Die Bonner Oper war voll, und es waren normale Menschen in der Mitte des Lebens, teilweise mit älteren Kindern, die mit großem Vergnügen das Musical „Tootsie“ sahen, und das an einem ganz normalen Montag vor Weihnachten. Sie spendeten reichlich Szenenapplaus und hatten offensichtlich großen Spaß. Das Musical „Tootsie“ wurde am 11. Oktober 2018 in einer Pre-Broadway- Produktion in Chicago gestartet und brachte es am Broadway auf 318 Aufführungen, es folgten eine National Tour USA mit 496 Aufführungen, eine Produktion in Buenos Aires mit 412 Aufführungen, eine Tournee in Spanien, die noch läuft, 2022 eine Produktion im Staatstheater am Gärtnerplatz, München und jetzt die in Bonn, die am 26. Oktober 2025 Premiere hatte, in Kooperation mit München. Auf so viele Aufführungen bringen es nur wenige Opern. Was hat das Musical, was die Oper nicht hat.

© Bettina Stöß

1982 hatte Dustin Hoffmann in einem Film, der für zehn Oscars nominiert war und vom American Film Institute auf Platz 2 der 100 besten Komödien aller Zeiten gesetzt war, seinen großen Auftritt als Mann in Frauenkleidern. Er spielte eine resolute selbstbewusste Frau um die 40, die als TV-Serienstar Karriere macht. Diesen Film haben Robert Horn (Buch) und David Yazbek (Musik) in ein wundervolles Musical verwandelt, das in der deutschen Übersetzung von Simon Hale einen perfekt getimten Gag nach dem anderen bringt. Es ist eine moderne Broadway-Musical Comedy. Die Musik von David Yazbek ist im klassischen Broadway-Sound mit Pop- und Jazz-Einflüssen und mit Vaudeville- Anklängen gehalten, und sie ist sehr humorvoll, energiegeladen und dialognah. Der Sound charakterisiert neben dem Stimmtyp sehr prägnant die dargestellte Person – zum Beispiel die arbeitslose Schauspielerin Sandy (Vera Bolten) mit einer Quietschstimme – und unterstützt die Pointen. Es ist eine gelungene Mischung aus Ensemble-Nummern, Comedy-Songs und emotionalen Balladen. Zusätzlich wird mit den Ensemble-Tänzen, die in ihrer perfekten Choreografie und Koordination eine Augenweide sind, das Genre „Broadway- Musical“ glamourös gefeiert.

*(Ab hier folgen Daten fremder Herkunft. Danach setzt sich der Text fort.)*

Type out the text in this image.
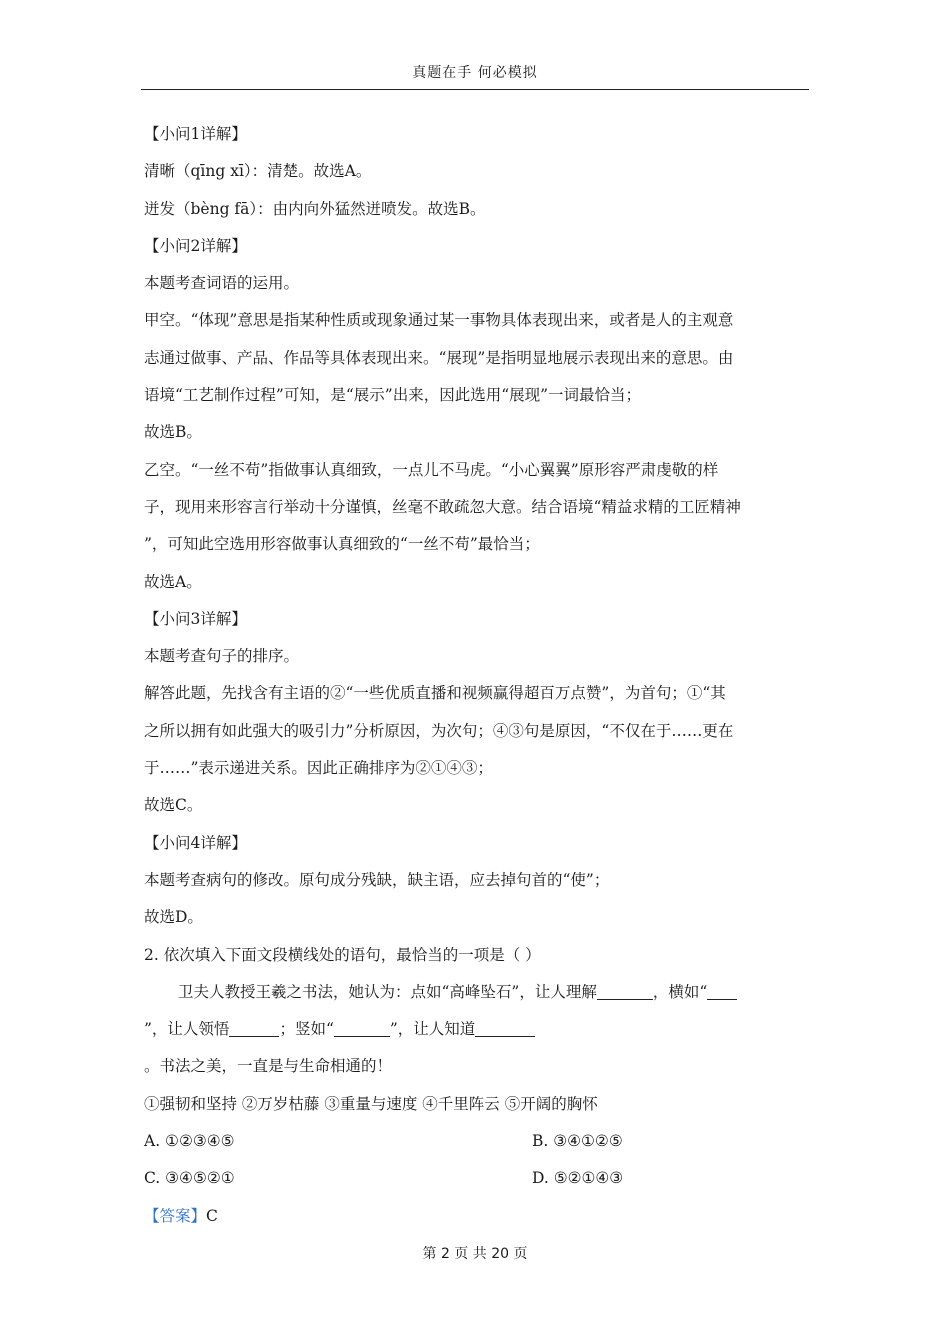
真题在手 何必模拟
【小问1详解】
清晰（qīng xī）：清楚。故选A。
迸发（bèng fā）：由内向外猛然迸喷发。故选B。
【小问2详解】
本题考查词语的运用。
甲空。“体现”意思是指某种性质或现象通过某一事物具体表现出来，或者是人的主观意
志通过做事、产品、作品等具体表现出来。“展现”是指明显地展示表现出来的意思。由
语境“工艺制作过程”可知，是“展示”出来，因此选用“展现”一词最恰当；
故选B。
乙空。“一丝不苟”指做事认真细致，一点儿不马虎。“小心翼翼”原形容严肃虔敬的样
子，现用来形容言行举动十分谨慎，丝毫不敢疏忽大意。结合语境“精益求精的工匠精神
”，可知此空选用形容做事认真细致的“一丝不苟”最恰当；
故选A。
【小问3详解】
本题考查句子的排序。
解答此题，先找含有主语的②“一些优质直播和视频赢得超百万点赞”，为首句；①“其
之所以拥有如此强大的吸引力”分析原因，为次句；④③句是原因，“不仅在于……更在
于……”表示递进关系。因此正确排序为②①④③；
故选C。
【小问4详解】
本题考查病句的修改。原句成分残缺，缺主语，应去掉句首的“使”；
故选D。
2. 依次填入下面文段横线处的语句，最恰当的一项是（ ）
卫夫人教授王羲之书法，她认为：点如“高峰坠石”，让人理解	，横如“
”，让人领悟	；竖如“	”，让人知道
。书法之美，一直是与生命相通的！
①强韧和坚持 ②万岁枯藤 ③重量与速度 ④千里阵云 ⑤开阔的胸怀
A. ①②③④⑤	B. ③④①②⑤
C. ③④⑤②①	D. ⑤②①④③
【答案】C
第 2 页 共 20 页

Der arbeitslose Schauspieler Michael Dorsey bekommt bei einem Casting für ein Romeo-und-Julia-Musical unter dem Namen Dorothy Michaels als Frau verkleidet die Rolle der Amme und wird als Frau behandelt. Der cholerische Regisseur nennt sie „Tootsie“, was so viel heißt wie „Schätzchen“, eine abfällige Bezeichnung von Männern für Frauen. In seiner Rolle als Frau, die die Amme spielt, mischt Michael die gesamte Produktion auf. Aus „Romeo und Julia“ nach Shakespeare wird das Musical „Dorothy“. Der Darsteller des Romeo, nicht besonders heller Held einer Fernsehserie, aber mit großem Namen, verliebt sich unsterblich in Dorothy und lässt sich sogar ihr Bild auf die Brust tätowieren. Das Musical wird ein Bomben-Erfolg, aber als Michael sich in die Hauptdarstellerin verliebt, gerät er in eine ernsthafte Identitätskrise. Ein großer Teil der Gags bezieht sich auf Michaels Doppelrolle als Mann und Frau, der zum Teil rasante Identitätswechsel auf offener Bühne vollzieht, ein weiterer sind Seitenhiebe auf Theaterklischees wie sexistische Regisseure, einfallslose Autoren, herzlose Agenten, opportunistische Produzenten und arme ausgebeutete arbeitslose Schauspieler in der Mega-Theaterstadt New York. Dabei fehlt nicht ein sozialkritischer Hintergrund im Künstlermilieu und ein kräftiger Seitenhieb auf das sogenannte Regietheater, das die zugrundeliegenden Stücke – mittlerweile auch Opern – bis zur Unkenntlichkeit verändert, „dekonstruiert“, wie die Verfechter des Regietheaters sagen. Ist es Zufall, dass Daniel Berger, der Darsteller des Regisseurs Ron, die gleiche Frisur hat wie Peter Konwitschny, dessen Inszenierung der „Frau ohne Schatten“ von Richard Strauss kürzlich in Bonn Premiere hatte und als Regietheater nicht allen gefiel?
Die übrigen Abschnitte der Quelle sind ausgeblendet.